From 1946 to1955, Sherman Rose was employed with North American Aviation, Inc. From 1955 to 1974, he was a Department of the Army Civilian Fixed and Rotary Wing instructor pilot at Fort Rucker. He retired as a Department of the Army Civilian Flight Instructor at Fort Rucker in 1974.
Sherman Rose was a member of First Missionary Baptist Church, where he was active as a Sunday school teacher, member of the Trustee Board and a driver of the church van. His daughter remembers Enterprise Mayor William Cooper as a member of the church at that time. “Boy, he could blow a trumpet,” she recalls with a smile.
Sherman Rose was on the Board of Directors of the Hawk Houston Boys Club of Dothan, Wiregrass Rehabilitation Center and Habitat for Humanities, as well as serving as the Grand Marshall for the 2000 National Peanut Festival Parade.

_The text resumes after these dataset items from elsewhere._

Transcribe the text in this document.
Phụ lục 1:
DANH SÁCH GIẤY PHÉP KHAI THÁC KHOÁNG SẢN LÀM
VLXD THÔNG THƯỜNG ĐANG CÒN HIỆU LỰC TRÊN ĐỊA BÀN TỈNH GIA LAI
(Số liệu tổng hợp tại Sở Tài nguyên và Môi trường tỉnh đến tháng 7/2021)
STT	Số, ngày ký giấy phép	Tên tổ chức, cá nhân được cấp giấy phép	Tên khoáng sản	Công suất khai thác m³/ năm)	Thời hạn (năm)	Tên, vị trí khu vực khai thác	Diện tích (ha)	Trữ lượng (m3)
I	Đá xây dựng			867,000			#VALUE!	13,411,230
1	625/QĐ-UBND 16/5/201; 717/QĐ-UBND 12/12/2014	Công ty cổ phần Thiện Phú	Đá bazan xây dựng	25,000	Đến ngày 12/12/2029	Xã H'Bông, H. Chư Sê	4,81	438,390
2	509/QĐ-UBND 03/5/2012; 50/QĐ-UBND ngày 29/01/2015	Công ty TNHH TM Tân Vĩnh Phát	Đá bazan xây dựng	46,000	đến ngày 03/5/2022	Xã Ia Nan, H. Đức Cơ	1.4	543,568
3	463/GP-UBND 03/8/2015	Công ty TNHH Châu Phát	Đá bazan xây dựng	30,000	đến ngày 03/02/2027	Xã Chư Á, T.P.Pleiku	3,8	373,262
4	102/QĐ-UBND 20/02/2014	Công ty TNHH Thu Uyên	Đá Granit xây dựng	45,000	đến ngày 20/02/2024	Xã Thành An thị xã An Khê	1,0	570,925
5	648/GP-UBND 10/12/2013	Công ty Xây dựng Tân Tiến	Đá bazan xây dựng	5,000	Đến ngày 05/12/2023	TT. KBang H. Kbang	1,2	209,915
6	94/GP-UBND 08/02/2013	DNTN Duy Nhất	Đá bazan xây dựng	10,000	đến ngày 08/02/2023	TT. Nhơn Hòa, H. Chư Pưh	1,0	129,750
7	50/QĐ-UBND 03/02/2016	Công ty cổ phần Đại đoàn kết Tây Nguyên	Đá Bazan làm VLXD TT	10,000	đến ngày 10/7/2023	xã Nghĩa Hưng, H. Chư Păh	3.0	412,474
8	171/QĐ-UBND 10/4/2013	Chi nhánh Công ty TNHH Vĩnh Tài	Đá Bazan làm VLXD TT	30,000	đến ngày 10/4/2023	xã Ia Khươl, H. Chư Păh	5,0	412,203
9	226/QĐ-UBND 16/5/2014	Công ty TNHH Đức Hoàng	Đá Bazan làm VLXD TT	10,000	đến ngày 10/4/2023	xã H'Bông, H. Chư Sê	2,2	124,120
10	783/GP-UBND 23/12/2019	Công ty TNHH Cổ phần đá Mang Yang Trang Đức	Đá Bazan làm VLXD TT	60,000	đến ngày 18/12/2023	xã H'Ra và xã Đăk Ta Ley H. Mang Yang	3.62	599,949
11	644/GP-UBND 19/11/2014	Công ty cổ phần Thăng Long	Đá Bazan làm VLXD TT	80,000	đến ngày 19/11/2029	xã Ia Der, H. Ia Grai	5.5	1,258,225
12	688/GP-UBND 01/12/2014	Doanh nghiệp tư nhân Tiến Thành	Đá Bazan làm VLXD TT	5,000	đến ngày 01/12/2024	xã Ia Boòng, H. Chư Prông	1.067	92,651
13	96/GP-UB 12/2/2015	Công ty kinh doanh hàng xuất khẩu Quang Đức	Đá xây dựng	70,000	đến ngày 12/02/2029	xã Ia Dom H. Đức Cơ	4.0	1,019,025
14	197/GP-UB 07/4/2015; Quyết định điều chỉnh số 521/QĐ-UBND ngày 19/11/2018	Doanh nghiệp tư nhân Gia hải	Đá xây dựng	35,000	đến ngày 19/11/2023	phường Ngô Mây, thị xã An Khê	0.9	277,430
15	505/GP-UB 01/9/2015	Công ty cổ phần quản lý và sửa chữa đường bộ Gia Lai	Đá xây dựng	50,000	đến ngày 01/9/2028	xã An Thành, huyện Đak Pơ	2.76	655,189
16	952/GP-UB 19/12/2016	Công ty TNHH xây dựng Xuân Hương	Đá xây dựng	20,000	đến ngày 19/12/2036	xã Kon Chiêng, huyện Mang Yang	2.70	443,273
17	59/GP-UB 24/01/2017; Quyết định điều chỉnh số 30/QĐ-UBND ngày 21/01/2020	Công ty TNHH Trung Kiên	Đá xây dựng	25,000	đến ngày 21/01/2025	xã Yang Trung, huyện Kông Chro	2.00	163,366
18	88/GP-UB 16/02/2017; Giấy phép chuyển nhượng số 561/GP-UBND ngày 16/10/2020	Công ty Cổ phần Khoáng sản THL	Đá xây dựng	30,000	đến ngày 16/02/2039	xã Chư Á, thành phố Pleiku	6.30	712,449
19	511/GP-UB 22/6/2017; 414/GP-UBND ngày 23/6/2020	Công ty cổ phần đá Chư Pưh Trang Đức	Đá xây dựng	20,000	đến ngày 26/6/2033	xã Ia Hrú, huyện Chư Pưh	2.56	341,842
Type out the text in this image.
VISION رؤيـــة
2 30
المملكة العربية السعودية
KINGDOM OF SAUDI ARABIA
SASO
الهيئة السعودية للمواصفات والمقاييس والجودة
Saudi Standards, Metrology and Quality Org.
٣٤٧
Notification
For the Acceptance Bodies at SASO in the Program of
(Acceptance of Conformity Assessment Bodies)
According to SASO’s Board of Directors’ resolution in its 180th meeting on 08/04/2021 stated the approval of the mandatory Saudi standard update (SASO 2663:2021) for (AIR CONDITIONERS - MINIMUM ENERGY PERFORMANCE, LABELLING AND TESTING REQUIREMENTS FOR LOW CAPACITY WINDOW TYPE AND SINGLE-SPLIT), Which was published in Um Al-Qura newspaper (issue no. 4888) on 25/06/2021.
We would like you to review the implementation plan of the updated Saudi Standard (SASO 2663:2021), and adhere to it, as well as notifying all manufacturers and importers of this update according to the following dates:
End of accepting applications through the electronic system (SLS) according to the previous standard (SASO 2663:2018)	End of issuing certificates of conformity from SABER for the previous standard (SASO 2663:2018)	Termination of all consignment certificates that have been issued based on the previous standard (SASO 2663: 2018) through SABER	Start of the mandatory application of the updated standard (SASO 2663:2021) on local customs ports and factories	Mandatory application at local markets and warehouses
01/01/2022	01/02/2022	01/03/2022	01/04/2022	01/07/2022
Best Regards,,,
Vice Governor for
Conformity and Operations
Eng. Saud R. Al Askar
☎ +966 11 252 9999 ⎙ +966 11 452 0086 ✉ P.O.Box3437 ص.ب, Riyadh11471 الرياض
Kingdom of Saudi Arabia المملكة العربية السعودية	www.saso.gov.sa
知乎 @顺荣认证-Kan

On North Saint Andrews Street in Dothan, a 53-feet long by 12-feet high mural, created by Dothan artist Wes Hardin in 2001, pays homage to the Tuskegee Airman and flight instructor Sherman Rose.
Sheron Rose said that her father’s day and nighttime goggles have been accepted by the African American Museum in Washington, D.C. “They were actually on my parents’ coffee table in the living room for years and then I kept them in my safe deposit box,” she said. “About two years ago I offered them to the museum.
“When I was a youngster sometimes people would knock on the door and want to come and talk with my father,” she recalled. “He was my daddy. He taught me how to ride my bicycle. He took my friends and I to choir rehearsal, girl scouts, skating at Bob A Lu skating rink and and picked us up after school. He taught me how to drive. I had to not only successfully pass the Alabama Department of Public Safety driving test but his as well. He said that I should be able to bring the car to a complete stop without passengers ever feeling it. I thought that was a bit much to expect from a teenage driver, but ok. To this day when I travel via air, I determine the quality of my flight based on how smooth the landing is. Most importantly, he was a good provider for his family and volunteer in the community in which he lived and worked. Whenever a small plane or helicopter flies over, I never fail to look up, smile and acknowledge that Daddy is still checking in.
“The Tuskegee Airman succeeded not because of, but rather in spite of, the adversity and barriers that were placed before them,” she said. “The legacy of the Red Tails is deep and wide.”